El TDAH inatento no genera problemas visibles. La niña que mira por la ventana no molesta a nadie. No interrumpe la clase. No dificulta el trabajo del profesor. Así que nadie actúa.
Lo que nadie ve es lo que está pasando dentro. Un cerebro que no puede sostener la atención en algo que le resulta poco estimulante. Que se va a donde hay algo más interesante, aunque "algo más interesante" sea el árbol de fuera o la historia que se está inventando en su cabeza.
No es ensoñación romántica. Es un sistema de atención que no puede hacer lo que se le pide.
Lo que aprendías mientras mirабas por la ventana
La ironía es que muchas de esas niñas soñadoras eran muy inteligentes. Inteligencia suficiente para sacar adelante los estudios a pesar de no estar prestando atención la mitad del tiempo. Para aprender lo suficiente leyendo el libro la noche antes del examen. Para compensar.
Y esa compensación es exactamente lo que hacía invisible el problema.
Notas normales o buenas. Sin conducta disruptiva. Sin señales de alarma. ¿Qué hay que evaluar?
Nada, decían. Eres soñadora. Ya te espabilarás.
Si eras buena alumna pero algo nunca cuadraba del todo
El coste invisible de estar siempre en otro sitio
La niña que miraba por la ventana llegaba a casa con deberes que no había apuntado bien. Con instrucciones que no había escuchado del todo. Con conversaciones entre compañeras a las que no había seguido el hilo porque en mitad de la frase se había ido a otro sitio.
Y eso generaba situaciones difíciles de explicar. No entiendo por qué lo hice mal si me lo sabía. No sé por qué olvidé traerlo si lo vi esta mañana. No sé por qué no puedo concentrarme si quiero hacerlo.
La respuesta que obtenían solía ser: tienes que esforzarte más. Tienes que prestar más atención. Tienes que ser más responsable.
Y se esforzaban. De verdad.

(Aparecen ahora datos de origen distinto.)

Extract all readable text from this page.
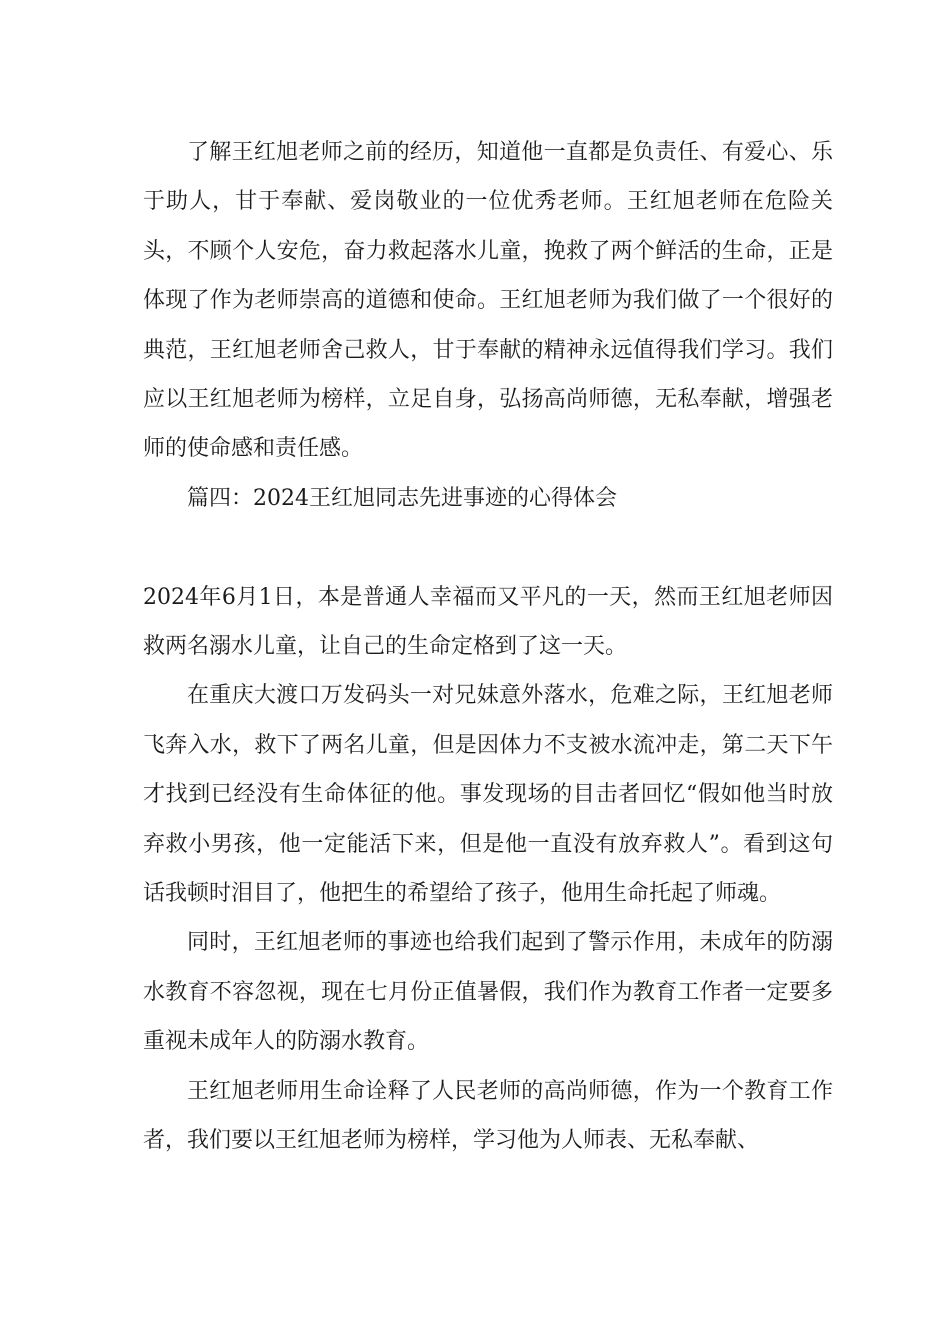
了解王红旭老师之前的经历，知道他一直都是负责任、有爱心、乐于助人，甘于奉献、爱岗敬业的一位优秀老师。王红旭老师在危险关头，不顾个人安危，奋力救起落水儿童，挽救了两个鲜活的生命，正是体现了作为老师崇高的道德和使命。王红旭老师为我们做了一个很好的典范，王红旭老师舍己救人，甘于奉献的精神永远值得我们学习。我们应以王红旭老师为榜样，立足自身，弘扬高尚师德，无私奉献，增强老师的使命感和责任感。

篇四：2024王红旭同志先进事迹的心得体会

2024年6月1日，本是普通人幸福而又平凡的一天，然而王红旭老师因救两名溺水儿童，让自己的生命定格到了这一天。

在重庆大渡口万发码头一对兄妹意外落水，危难之际，王红旭老师飞奔入水，救下了两名儿童，但是因体力不支被水流冲走，第二天下午才找到已经没有生命体征的他。事发现场的目击者回忆“假如他当时放弃救小男孩，他一定能活下来，但是他一直没有放弃救人”。看到这句话我顿时泪目了，他把生的希望给了孩子，他用生命托起了师魂。

同时，王红旭老师的事迹也给我们起到了警示作用，未成年的防溺水教育不容忽视，现在七月份正值暑假，我们作为教育工作者一定要多重视未成年人的防溺水教育。

王红旭老师用生命诠释了人民老师的高尚师德，作为一个教育工作者，我们要以王红旭老师为榜样，学习他为人师表、无私奉献、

Pero el esfuerzo no arreglaba el mecanismo roto.
Lo que eso genera con el tiempo, años de intentarlo y no llegar, es una historia muy concreta sobre quién eres: soy despistada. Soy irresponsable. Soy demasiado soñadora para el mundo real.
La autoestima que se construye en esa infancia
Por qué el diagnóstico tarda tanto en estas niñas
Porque el sistema detecta problemas. Y la niña soñadora no crea problemas.
El colegio tiene un umbral de alarma que se activa con conducta disruptiva, con notas muy bajas, con conflictos. La niña que saca un 6 tranquilamente mirando por la ventana no activa ese umbral.
Y los padres tampoco ven señal de alarma si la niña parece feliz, no tiene conflictos y aprueba.
Así que la niña crece. Se convierte en adolescente. En adulta. Y en algún momento las estrategias de compensación dejan de ser suficientes, porque las demandas del mundo adulto son más complejas que las de la escuela primaria. Y entonces todo se cae.
Y nadie puede explicar por qué algo que "siempre funcionó" de repente no funciona.
Lo que pasó es que el mecanismo siempre estuvo roto. Solo que tenía suficiente margen para compensar.
Esto no sustituye a un diagnóstico profesional. Si te reconoces en esta niña, vale la pena que un psicólogo o psiquiatra evalúe si hay TDAH de base.